I work for a major computer hardware manufacturer (not hard drives), and everything Frank says is right. At the moment the WD Red drives look very interesting, but they are also a brand new product line. I can guarantee you the engineers who built that drive are poring through lots of data so that they can change the manufacturing/assembly/packaging to increase reliability. 4-5 months after a new product line like that is out, it's unlikely any more changes will get made unless a glaring huge is discovered.
Warranty lengths are a marketing/accounting decision, they don't have any relationship to the reliability of a product from any major manufacturer.

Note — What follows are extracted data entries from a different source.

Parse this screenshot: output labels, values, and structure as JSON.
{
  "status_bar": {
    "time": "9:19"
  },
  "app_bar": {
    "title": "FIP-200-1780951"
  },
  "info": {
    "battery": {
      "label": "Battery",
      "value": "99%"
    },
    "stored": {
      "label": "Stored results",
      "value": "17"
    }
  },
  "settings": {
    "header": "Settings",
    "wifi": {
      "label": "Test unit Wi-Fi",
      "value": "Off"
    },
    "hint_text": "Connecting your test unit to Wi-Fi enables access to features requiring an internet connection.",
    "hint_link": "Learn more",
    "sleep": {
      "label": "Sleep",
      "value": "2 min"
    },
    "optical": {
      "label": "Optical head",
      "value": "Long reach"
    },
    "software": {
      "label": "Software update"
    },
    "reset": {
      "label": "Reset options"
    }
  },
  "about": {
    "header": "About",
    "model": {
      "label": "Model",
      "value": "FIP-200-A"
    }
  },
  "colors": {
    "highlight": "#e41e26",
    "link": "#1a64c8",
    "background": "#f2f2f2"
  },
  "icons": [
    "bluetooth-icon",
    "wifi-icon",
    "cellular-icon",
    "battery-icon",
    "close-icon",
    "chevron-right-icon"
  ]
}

I personally use a Seagate 3TB for my parity drive, because it is fast, relatively low power, quiet, and as reliable as any other drive. You could just as successfully use a WD Black or Green depending on availability, price, and priorities for noise/power/speed. I'd recommend waiting a few more months on Reds, if only for the price to come down, as well as for manufacturing and firmware changes to happen.
Given the state of the market, I think it would be a foolish economy to use anything other than an SSD for the cache drive. Spinning disks are still a bit pricey, but SSDs are getting bigger discounts every week. The cache drive is most likely to be operating 24/7 if you're doing any automatic downloading. A good quality 120 GB SSD can be gotten for ~$60 pretty regularly these days.